MEREBUT KEMBALI PANGSA PASAR TEMBAKAU
Industri rokok di Indonesia mengalami
pasang surut, tahun 1998 yang merupakan awal krisis moneter, industri rokok malah mengalami puncak produksinya
dengan produksi hampir mendekati 270
miliar batang. Berdasarkan data statistik industri besar dan sedang, pada tahun
1981 industri rokok hanya dikelompokkan menjadi 2 bagian yaitu industri rokok
kretek dan industri rokok putih. Mulai tahun 1990, industri rokok kretek dirinci
lebih spesifik lagi menjadi 3 bagian, yaitu Sigaret Kretek Tangan (SKT) dan
Sigaret Kretek Mesin (SKM), serta industri rokok lainnya yang terdiri dari
rokok kembang, rokok klobot dan cerutu.
Produksi industri rokok
pada tahun 2006 dapat dilihat pada tabel berikut :
Perusahaan
|
Produksi (dalam miliar rupiah)
|
HM Sampoerna
|
65
|
Gudang Garam
|
59
|
Djarum
|
38
|
Grup Nojorono
|
11
|
Bentoel
|
10
|
British American Tobacco Indonesia
|
3-4
|
Sukun
|
1-2
|
Salah satu perusahaan
rokok yang besar di Indonesia adalah PT. Gudang Garam. Perusahaan ini berada di
Indonesia sejak tahun 1958 dengan memulai usaha membuat rokok kretek dengan merek dagang “Gudang Garam” dan
bercirikan home industry yang hanya
menggunakan alat tradisional sederhana. Saat ini Gudang Garam menjadi
perusahaan raksasa dengan omset
Rp.26,34 triliun tahun 2006 dan mampu mencetak laba bersih Rp.1,01 triliun. Namun, dengan omset sebesar itu, laba
tersebut terbilang kecil jika dibandingkan dengan HM Sampoerna yang tahun 2006
mampu mencetak laba bersih Rp.3,53 triliun dari omsetnya yang sebesar Rp.29,55
triliun.
Gudang Garam memang
tampak kesulitan menghadapi sepak terjang HM Sampoerna pada lima tahun
terakhir. Pada tahun 2002, omset HM Sampoerna masih Rp.15,13 triliun dengan
laba bersih Rp.1,68 triliun dan Gudang Garam sudah mampu mencetak omset
Rp.20,94 triliun dengan laba bersih Rp.2,07 triliun. Jadi artinya selama lima
tahun terakhir Gudang Garam tertinggal bukan saja dalam pertumbuhan omset,
tetapi juga juga kemampuannya mencetak laba bersih dibanding HM Sampoerna.

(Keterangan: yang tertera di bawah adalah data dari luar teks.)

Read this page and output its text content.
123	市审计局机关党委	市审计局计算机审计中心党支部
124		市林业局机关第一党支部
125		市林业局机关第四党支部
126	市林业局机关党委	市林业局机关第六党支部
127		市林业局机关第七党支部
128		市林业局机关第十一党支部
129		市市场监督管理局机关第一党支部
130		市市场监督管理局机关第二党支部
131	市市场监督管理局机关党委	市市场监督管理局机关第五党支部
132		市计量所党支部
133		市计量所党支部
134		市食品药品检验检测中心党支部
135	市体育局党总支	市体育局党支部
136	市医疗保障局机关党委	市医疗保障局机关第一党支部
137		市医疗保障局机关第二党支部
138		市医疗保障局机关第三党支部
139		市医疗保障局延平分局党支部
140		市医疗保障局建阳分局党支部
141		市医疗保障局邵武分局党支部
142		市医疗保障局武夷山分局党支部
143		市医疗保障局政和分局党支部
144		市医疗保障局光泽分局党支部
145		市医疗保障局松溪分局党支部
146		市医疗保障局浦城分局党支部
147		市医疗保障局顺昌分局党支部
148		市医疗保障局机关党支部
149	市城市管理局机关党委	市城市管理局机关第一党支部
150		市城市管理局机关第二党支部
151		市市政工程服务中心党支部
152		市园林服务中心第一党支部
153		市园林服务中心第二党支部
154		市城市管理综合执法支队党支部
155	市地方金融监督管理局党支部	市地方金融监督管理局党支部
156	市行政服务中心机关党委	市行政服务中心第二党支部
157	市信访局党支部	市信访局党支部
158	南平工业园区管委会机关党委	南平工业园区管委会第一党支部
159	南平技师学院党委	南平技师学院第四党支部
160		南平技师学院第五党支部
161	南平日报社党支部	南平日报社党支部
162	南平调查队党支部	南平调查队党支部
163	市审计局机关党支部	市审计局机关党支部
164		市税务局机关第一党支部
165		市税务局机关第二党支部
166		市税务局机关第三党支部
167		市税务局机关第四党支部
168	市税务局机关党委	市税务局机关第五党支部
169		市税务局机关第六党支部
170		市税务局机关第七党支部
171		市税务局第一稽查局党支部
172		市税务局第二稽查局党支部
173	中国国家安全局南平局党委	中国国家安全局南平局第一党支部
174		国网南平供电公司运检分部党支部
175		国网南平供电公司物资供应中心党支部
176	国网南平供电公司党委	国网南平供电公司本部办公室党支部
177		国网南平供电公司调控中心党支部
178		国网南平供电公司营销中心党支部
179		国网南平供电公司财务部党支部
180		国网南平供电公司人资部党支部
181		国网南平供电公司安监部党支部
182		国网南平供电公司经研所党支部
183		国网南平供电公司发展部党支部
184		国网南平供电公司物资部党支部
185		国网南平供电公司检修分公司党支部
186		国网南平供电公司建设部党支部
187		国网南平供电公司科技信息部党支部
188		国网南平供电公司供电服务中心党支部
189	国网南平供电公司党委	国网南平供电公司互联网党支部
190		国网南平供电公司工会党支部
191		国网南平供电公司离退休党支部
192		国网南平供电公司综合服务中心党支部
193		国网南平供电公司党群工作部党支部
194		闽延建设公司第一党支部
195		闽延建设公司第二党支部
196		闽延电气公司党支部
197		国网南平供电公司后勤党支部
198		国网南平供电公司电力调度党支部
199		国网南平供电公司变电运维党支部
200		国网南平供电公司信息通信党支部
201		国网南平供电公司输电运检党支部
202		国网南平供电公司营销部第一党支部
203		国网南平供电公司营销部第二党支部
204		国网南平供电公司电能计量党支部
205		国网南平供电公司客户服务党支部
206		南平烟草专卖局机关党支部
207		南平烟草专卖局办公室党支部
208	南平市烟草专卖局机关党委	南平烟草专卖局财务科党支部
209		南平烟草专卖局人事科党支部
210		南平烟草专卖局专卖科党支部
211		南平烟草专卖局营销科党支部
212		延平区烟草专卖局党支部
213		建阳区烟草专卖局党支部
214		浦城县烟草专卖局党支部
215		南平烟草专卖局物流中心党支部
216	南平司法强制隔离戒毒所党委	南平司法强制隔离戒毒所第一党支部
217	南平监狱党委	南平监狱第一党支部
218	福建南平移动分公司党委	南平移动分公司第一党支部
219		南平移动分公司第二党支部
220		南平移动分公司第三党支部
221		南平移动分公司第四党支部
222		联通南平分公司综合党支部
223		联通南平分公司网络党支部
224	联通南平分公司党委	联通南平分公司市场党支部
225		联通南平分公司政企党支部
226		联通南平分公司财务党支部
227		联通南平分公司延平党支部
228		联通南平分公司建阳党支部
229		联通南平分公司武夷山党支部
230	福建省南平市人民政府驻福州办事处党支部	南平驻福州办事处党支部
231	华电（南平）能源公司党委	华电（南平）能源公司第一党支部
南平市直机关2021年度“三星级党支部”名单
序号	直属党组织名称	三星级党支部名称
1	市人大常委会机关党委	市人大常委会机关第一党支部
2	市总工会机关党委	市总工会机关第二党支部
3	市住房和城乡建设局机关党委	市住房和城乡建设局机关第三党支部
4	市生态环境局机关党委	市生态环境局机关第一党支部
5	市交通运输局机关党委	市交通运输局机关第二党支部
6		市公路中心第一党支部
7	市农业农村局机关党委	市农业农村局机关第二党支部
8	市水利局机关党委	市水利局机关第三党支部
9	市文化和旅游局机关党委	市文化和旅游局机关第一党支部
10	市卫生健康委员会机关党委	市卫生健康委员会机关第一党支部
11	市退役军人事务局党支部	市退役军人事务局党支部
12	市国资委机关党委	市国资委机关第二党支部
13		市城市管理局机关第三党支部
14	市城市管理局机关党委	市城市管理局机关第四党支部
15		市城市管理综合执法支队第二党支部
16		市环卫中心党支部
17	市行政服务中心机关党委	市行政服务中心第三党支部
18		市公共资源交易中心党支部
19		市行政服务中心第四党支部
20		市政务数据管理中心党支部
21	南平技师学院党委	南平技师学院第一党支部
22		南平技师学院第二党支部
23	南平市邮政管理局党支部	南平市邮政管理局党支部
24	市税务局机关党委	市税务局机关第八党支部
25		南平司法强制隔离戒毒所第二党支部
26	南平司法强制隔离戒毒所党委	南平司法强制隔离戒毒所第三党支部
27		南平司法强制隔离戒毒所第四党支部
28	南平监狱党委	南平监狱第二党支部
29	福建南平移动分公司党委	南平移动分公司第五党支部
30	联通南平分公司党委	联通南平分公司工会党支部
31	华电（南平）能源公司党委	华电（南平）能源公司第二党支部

Lebih jelas terlihat jika melihat produktivitas
asetnya. Aset Gudang Garam mencapai
Rp.21,73 tiriliun, sedangkan aset HM Sampoerna Rp.12,66 triliun. Dari hal tersebut
dapat terlihat HM Samperna lebih produktif dibanding Gudang Garam dalam
mengelola aset.
Gudang Garam terlihat
makin lamban di tengah persaingan industri rokok nasional. Hal ini juga dapat
terlihat dari semakin menurunnya market
share dalam sepuluh tahun terakhir. Pada tahun 1997, pangsa pasar Gudang
Garam sebesar 50%, sekarang hanya tinggal 25%. Semakin menurunnya pangsa pasar
Gudang Garam tersebut, menunjukkan secara relatif Gudang Garam kalah dalam
bersaing dan tongkat kepemimpinan pasar
telah beralih ke tangan HM Sampoerna.
Oleh
karena itu, PT. Gudang Garam perlu mencari masalah pokok dan mereview kembali
strategi dalam menghadapi sepak terjang HM Sampoerna sebagai competitor terdekatnya untuk
mengembalikan posisinya di pentas persaingan bisnis rokok nasional.